Maybe it is the start of the NBA free agency period, or the fact that SmartFile has been acquiring “free agents” of our own, but I’ve recently reflected on the best job seeking advice ever afforded to me.
“Find the right team, the right leaders and the right company. Trust me…the money will come; the leaders will help you grow; and the promotions will present themselves. If you work hard, the right company will provide you all of the opportunity you want.”
(Thank you again for the great advice, Dad!)
It is simple, logical advice, but too often I see individuals want to play for a great team without evaluating what that means to them. Everyone wants the “best culture fit,” but rarely do candidates perform the diligence needed to understand the various levels.
It’s true that every candidate may not be seeking the job that will help them play at a championship level. They have prioritized money or a job title (ahem…Carmelo Anthony) above all else, and to each their own. If, however, you are looking for the RIGHT team, I’ll share my advice and experience:
What is the RIGHT team?
The right team for me and the right team for you may look very different. Maybe you’re like an NBA veteran that wants join a team-centric organization with a winning culture, like the San Antonio Spurs. Possibly, you want to play with other teammates that elevate the game of those around them, like Lebron James.
Or maybe you want to follow an enthusiastic young coach that will maximize your abilities, like Brad Stevens (I had to pay homage to my Indiana roots).

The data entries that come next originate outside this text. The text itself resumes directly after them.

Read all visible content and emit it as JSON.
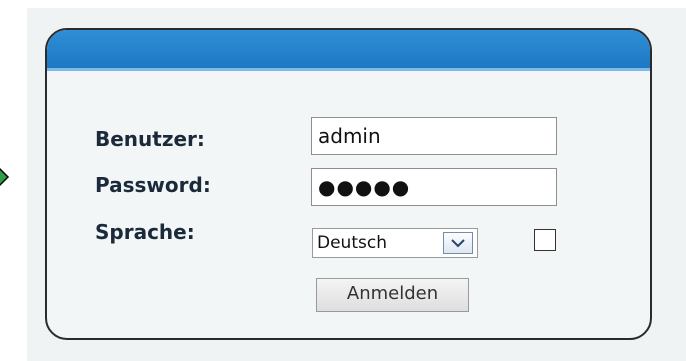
{
  "colors": {
    "header": "#1e78c4",
    "background": "#f0f3f3",
    "arrow": "#2ea043"
  },
  "icons": {
    "pointer": "arrow-right-icon",
    "dropdown": "chevron-down-icon"
  },
  "login": {
    "username_label": "Benutzer:",
    "password_label": "Password:",
    "language_label": "Sprache:",
    "username_value": "admin",
    "password_value": "●●●●●",
    "language_value": "Deutsch",
    "checkbox_checked": false,
    "submit_label": "Anmelden"
  }
}
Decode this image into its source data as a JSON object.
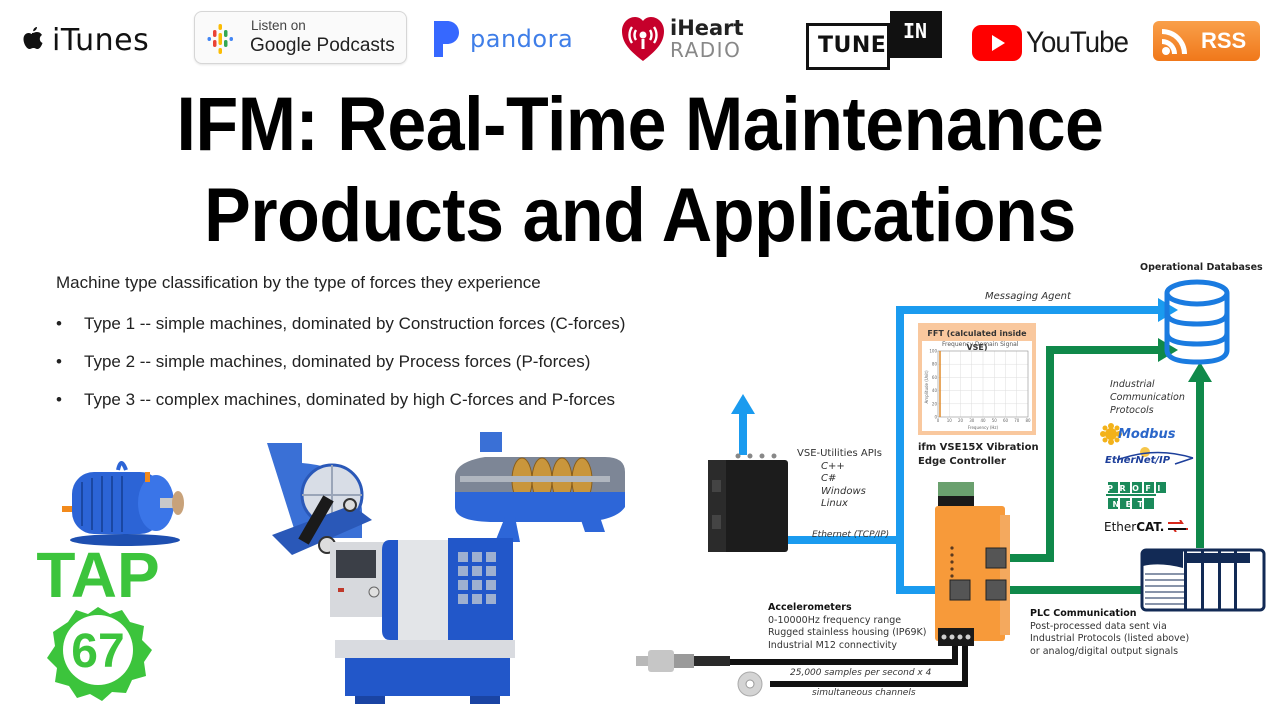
{
  "logos": {
    "itunes": "iTunes",
    "google_podcasts": {
      "line1": "Listen on",
      "line2": "Google Podcasts"
    },
    "pandora": "pandora",
    "iheart": {
      "line1": "iHeart",
      "line2": "RADIO"
    },
    "tunein": {
      "left": "TUNE",
      "right": "IN"
    },
    "youtube": "YouTube",
    "rss": "RSS"
  },
  "title": {
    "line1": "IFM: Real-Time Maintenance",
    "line2": "Products and Applications"
  },
  "content": {
    "intro": "Machine type classification by the type of forces they experience",
    "bullet_glyph": "•",
    "bullets": [
      "Type 1 -- simple machines, dominated by Construction forces (C-forces)",
      "Type 2 -- simple machines, dominated by Process forces (P-forces)",
      "Type 3 -- complex machines, dominated by high C-forces and P-forces"
    ]
  },
  "badge": {
    "line1": "TAP",
    "line2": "67",
    "color": "#3cc43c"
  },
  "diagram": {
    "operational_databases": "Operational Databases",
    "messaging_agent": "Messaging Agent",
    "fft": {
      "header": "FFT (calculated inside VSE)",
      "chart_title": "Frequency Domain Signal",
      "ylabel": "Amplitude (Unit)",
      "xlabel": "Frequency (Hz)",
      "yticks": [
        "0",
        "20",
        "40",
        "60",
        "80",
        "100"
      ],
      "xticks": [
        "0",
        "10",
        "20",
        "30",
        "40",
        "50",
        "60",
        "70",
        "80"
      ]
    },
    "vse_title_line1": "ifm VSE15X Vibration",
    "vse_title_line2": "Edge Controller",
    "apis": {
      "title": "VSE-Utilities APIs",
      "items": [
        "C++",
        "C#",
        "Windows",
        "Linux"
      ]
    },
    "ethernet": "Ethernet (TCP/IP)",
    "protocols": {
      "title_lines": [
        "Industrial",
        "Communication",
        "Protocols"
      ],
      "modbus": "Modbus",
      "ethernetip": "EtherNet/IP",
      "profinet_top": "PROFI",
      "profinet_bottom": "NET",
      "ethercat_a": "Ether",
      "ethercat_b": "CAT."
    },
    "accelerometers": {
      "title": "Accelerometers",
      "lines": [
        "0-10000Hz frequency range",
        "Rugged stainless housing (IP69K)",
        "Industrial M12 connectivity"
      ]
    },
    "samples": "25,000  samples per second  x  4",
    "channels": "simultaneous channels",
    "plc": {
      "title": "PLC Communication",
      "lines": [
        "Post-processed data sent via",
        "Industrial Protocols (listed above)",
        "or analog/digital output signals"
      ]
    },
    "colors": {
      "blue": "#1a9bef",
      "green": "#10894a",
      "orange": "#f79a3a"
    }
  }
}
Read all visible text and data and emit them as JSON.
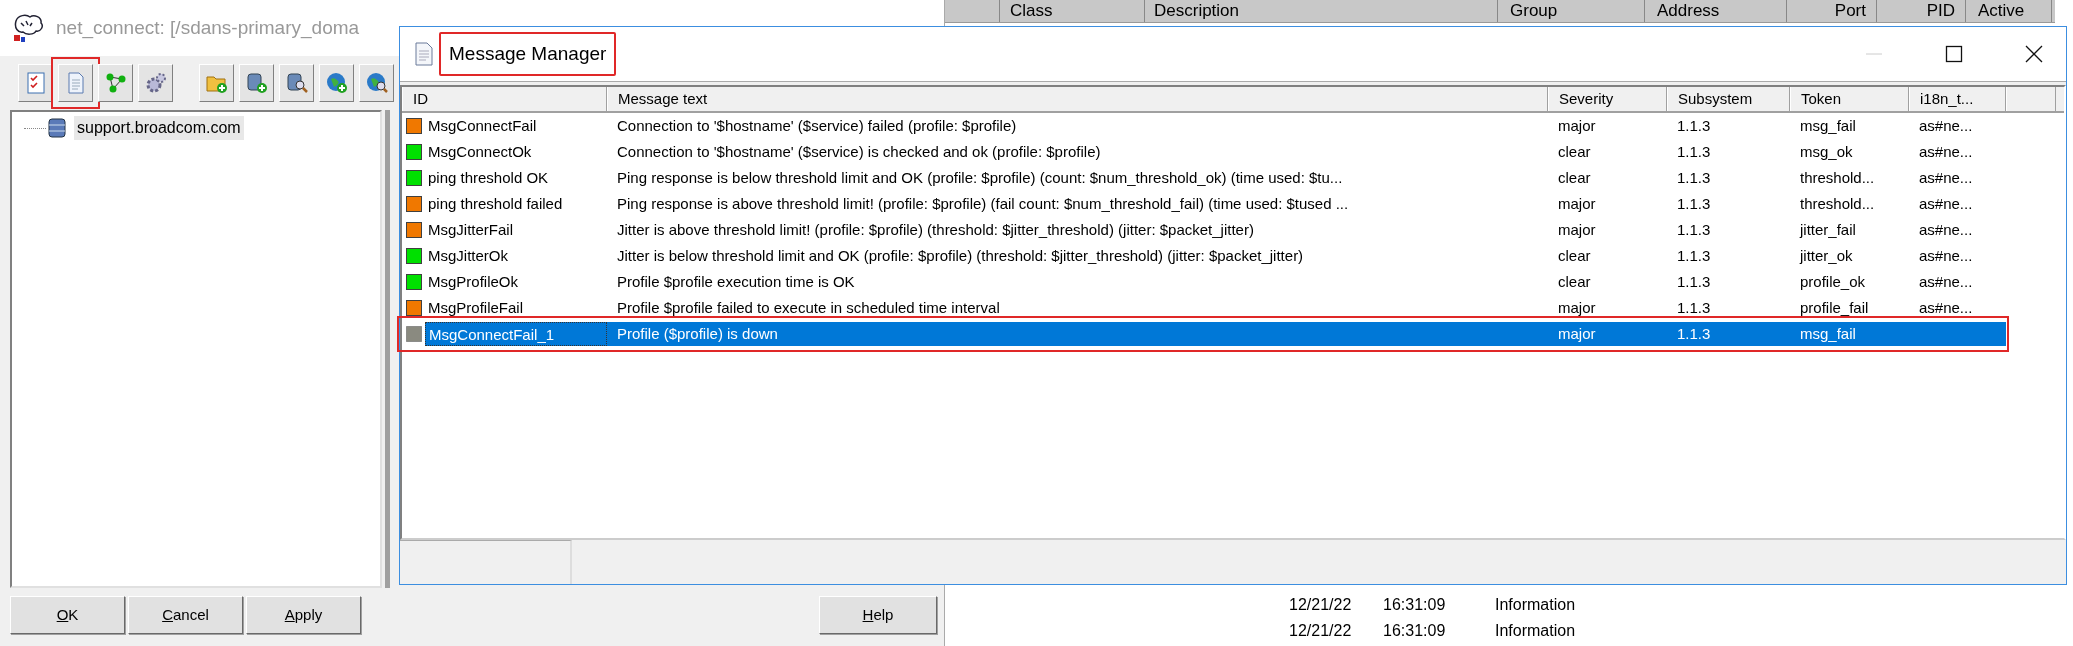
{
  "main_window": {
    "title": "net_connect: [/sdans-primary_doma",
    "toolbar_groups": [
      [
        {
          "kind": "checklist",
          "outlined": false
        },
        {
          "kind": "document",
          "outlined": true
        },
        {
          "kind": "nodes",
          "outlined": false
        },
        {
          "kind": "gear",
          "outlined": false
        }
      ],
      [
        {
          "kind": "folder-add",
          "outlined": false
        },
        {
          "kind": "database-add",
          "outlined": false
        },
        {
          "kind": "database-search",
          "outlined": false
        },
        {
          "kind": "globe-add",
          "outlined": false
        },
        {
          "kind": "globe-search",
          "outlined": false
        }
      ]
    ],
    "tree": [
      {
        "label": "support.broadcom.com",
        "selected": true
      }
    ],
    "buttons": [
      {
        "mnemonic": "O",
        "rest": "K"
      },
      {
        "mnemonic": "C",
        "rest": "ancel"
      },
      {
        "mnemonic": "A",
        "rest": "pply"
      }
    ],
    "help_button": {
      "mnemonic": "H",
      "rest": "elp"
    }
  },
  "background_window": {
    "columns": [
      "Class",
      "Description",
      "Group",
      "Address",
      "Port",
      "PID",
      "Active"
    ],
    "rows": [
      {
        "date": "12/21/22",
        "time": "16:31:09",
        "type": "Information"
      },
      {
        "date": "12/21/22",
        "time": "16:31:09",
        "type": "Information"
      }
    ]
  },
  "message_manager": {
    "title": "Message Manager",
    "title_outlined": true,
    "columns": [
      "ID",
      "Message text",
      "Severity",
      "Subsystem",
      "Token",
      "i18n_t..."
    ],
    "rows": [
      {
        "id": "MsgConnectFail",
        "text": "Connection to '$hostname' ($service) failed  (profile: $profile)",
        "severity": "major",
        "subsystem": "1.1.3",
        "token": "msg_fail",
        "column_6": "as#ne...",
        "color": "#f07800",
        "selected": false,
        "outlined": false
      },
      {
        "id": "MsgConnectOk",
        "text": "Connection to '$hostname' ($service) is checked and ok (profile: $profile)",
        "severity": "clear",
        "subsystem": "1.1.3",
        "token": "msg_ok",
        "column_6": "as#ne...",
        "color": "#00e000",
        "selected": false,
        "outlined": false
      },
      {
        "id": "ping threshold OK",
        "text": "Ping response is below threshold limit and OK (profile: $profile) (count: $num_threshold_ok) (time used: $tu...",
        "severity": "clear",
        "subsystem": "1.1.3",
        "token": "threshold...",
        "column_6": "as#ne...",
        "color": "#00e000",
        "selected": false,
        "outlined": false
      },
      {
        "id": "ping threshold failed",
        "text": "Ping response is above threshold limit! (profile: $profile) (fail count: $num_threshold_fail) (time used: $tused ...",
        "severity": "major",
        "subsystem": "1.1.3",
        "token": "threshold...",
        "column_6": "as#ne...",
        "color": "#f07800",
        "selected": false,
        "outlined": false
      },
      {
        "id": "MsgJitterFail",
        "text": "Jitter is above threshold limit! (profile: $profile) (threshold: $jitter_threshold) (jitter: $packet_jitter)",
        "severity": "major",
        "subsystem": "1.1.3",
        "token": "jitter_fail",
        "column_6": "as#ne...",
        "color": "#f07800",
        "selected": false,
        "outlined": false
      },
      {
        "id": "MsgJitterOk",
        "text": "Jitter is below threshold limit and OK (profile: $profile) (threshold: $jitter_threshold) (jitter: $packet_jitter)",
        "severity": "clear",
        "subsystem": "1.1.3",
        "token": "jitter_ok",
        "column_6": "as#ne...",
        "color": "#00e000",
        "selected": false,
        "outlined": false
      },
      {
        "id": "MsgProfileOk",
        "text": "Profile $profile execution time is OK",
        "severity": "clear",
        "subsystem": "1.1.3",
        "token": "profile_ok",
        "column_6": "as#ne...",
        "color": "#00e000",
        "selected": false,
        "outlined": false
      },
      {
        "id": "MsgProfileFail",
        "text": "Profile $profile failed to execute in scheduled time interval",
        "severity": "major",
        "subsystem": "1.1.3",
        "token": "profile_fail",
        "column_6": "as#ne...",
        "color": "#f07800",
        "selected": false,
        "outlined": false
      },
      {
        "id": "MsgConnectFail_1",
        "text": "Profile ($profile) is down",
        "severity": "major",
        "subsystem": "1.1.3",
        "token": "msg_fail",
        "color": "#8a8a80",
        "selected": true,
        "outlined": true
      }
    ]
  }
}
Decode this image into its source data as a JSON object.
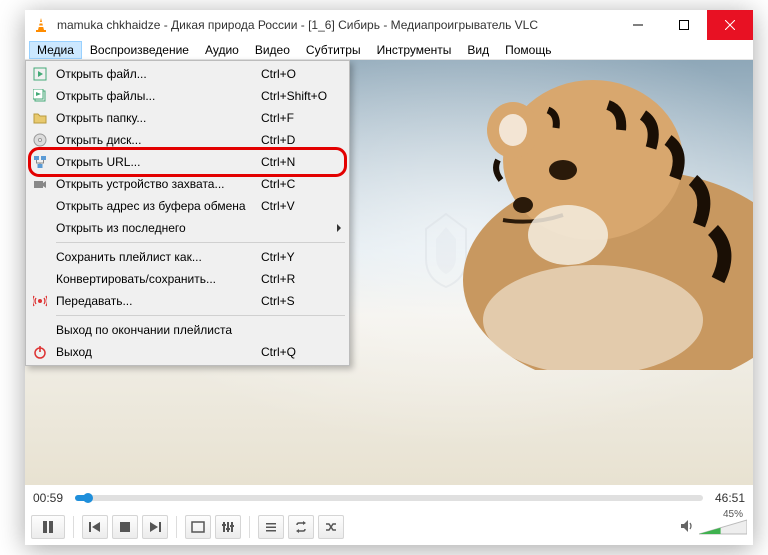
{
  "titlebar": {
    "title": "mamuka chkhaidze - Дикая природа России - [1_6] Сибирь - Медиапроигрыватель VLC"
  },
  "menubar": {
    "items": [
      "Медиа",
      "Воспроизведение",
      "Аудио",
      "Видео",
      "Субтитры",
      "Инструменты",
      "Вид",
      "Помощь"
    ]
  },
  "dropdown": {
    "groups": [
      [
        {
          "icon": "play-file",
          "label": "Открыть файл...",
          "shortcut": "Ctrl+O"
        },
        {
          "icon": "play-files",
          "label": "Открыть файлы...",
          "shortcut": "Ctrl+Shift+O"
        },
        {
          "icon": "folder",
          "label": "Открыть папку...",
          "shortcut": "Ctrl+F"
        },
        {
          "icon": "disc",
          "label": "Открыть диск...",
          "shortcut": "Ctrl+D"
        },
        {
          "icon": "network",
          "label": "Открыть URL...",
          "shortcut": "Ctrl+N",
          "highlighted": true
        },
        {
          "icon": "capture",
          "label": "Открыть устройство захвата...",
          "shortcut": "Ctrl+C"
        },
        {
          "icon": "",
          "label": "Открыть адрес из буфера обмена",
          "shortcut": "Ctrl+V"
        },
        {
          "icon": "",
          "label": "Открыть из последнего",
          "submenu": true
        }
      ],
      [
        {
          "icon": "",
          "label": "Сохранить плейлист как...",
          "shortcut": "Ctrl+Y"
        },
        {
          "icon": "",
          "label": "Конвертировать/сохранить...",
          "shortcut": "Ctrl+R"
        },
        {
          "icon": "stream",
          "label": "Передавать...",
          "shortcut": "Ctrl+S"
        }
      ],
      [
        {
          "icon": "",
          "label": "Выход по окончании плейлиста"
        },
        {
          "icon": "quit",
          "label": "Выход",
          "shortcut": "Ctrl+Q"
        }
      ]
    ]
  },
  "playback": {
    "current_time": "00:59",
    "total_time": "46:51",
    "progress_pct": 2.1,
    "volume_pct": 45,
    "volume_label": "45%"
  },
  "colors": {
    "accent": "#1f8fdb",
    "highlight": "#e30000"
  }
}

And, who’s to say you can’t land a job that encompasses all three?
How Would the “Right” Team Look?
Let’s look at how the right team might look different:
Teammates on the Team: Depending on your job function, department or job level, this may arguably be the most important consideration. Let’s use a sports analogy again and compare basketball (Software Development) to track (Client Support).
Both sports involve teams, but with certainty, basketball teammates have more direct impact on an individual’s ability to succeed. To go a step further, your job level or department may start to involve others outside the direct team. Take sales or senior leadership, both rely heavily on other departments for their success, so those other departments also need to be playing at a high level to ensure success.
Coaches of the Team: I wouldn’t be where I am at in my career without this one. I’ve played for Hall of Fame coaches. Those types of coaches know how to motivate, teach and grow their players. You may need different types of coaches at various points in your career, but great coaches elevate your play!
Culture of the Team: The problem with coaches and teammates is that they can come and go. But there should be a constant — the culture. Great organizations will have established a culture to ensure that success continues. Those organizations have identified that winning formula, they prioritize finding the right replacements, rather than just a replacement when a coach or player leaves the organization.
How do you identify the RIGHT team?
So, you want advice from a former free agent and current seeker of free agents? Here is how you find the best teammates, coaches, and organizations:
1. Ask lots of questions.
You are interviewing your potential employer just as much as you are being interviewed. Make sure you understand the inner workings of the job, the coworkers, the manager, other departments that interact with your job function and the organization.
2. Ask the correct questions.
Consider your long-term goals and how this job helps move you in that direction. Tailor a portion of your questions to support these goals.
As an example, let’s say you are looking for a company that fosters growth. Don’t just ask, “Is there opportunity for advancement within the company?” Instead, ask what are those opportunities? What value has been added by employees who have been promoted? What leadership role does the boss see themselves playing in the development or support of employee growth? Dive deeper and truly understand.
3. Speak to as many people in the company as you are able to (especially those who report to your boss).
You’ll likely be spending more time with people at work each week than you will with family or friends. It is your responsibility to hear first-hand experience of what it’s like working with and for your boss. It also provides an opportunity to better know the skill level, work ethic and values of the people you’ll be working with, along with the overall culture of the company.
4. Leverage technology.
Tools like Glassdoor and LinkedIn are amazing. They provide great insight into how employees view your potential suitor and what type of experiences your coworkers bring to the table. Beware that most of the information you’ll digest will be like Yelp restaurant reviews. You’ll find positives and negatives. Take everything with a grain of salt, but you should definitely expect more good than bad.
5. Be honest with yourself.
If you find that you’re more successful with a very regimented schedule and set of responsibilities, don’t go to a company that encourages a culture of autonomy. You are not admitting weakness, you are just owning your strengths and identifying the situation that is going to allow you to thrive.
Try these tips on your next job search to make sure that you find a spot on the “right” team. Happy job hunting!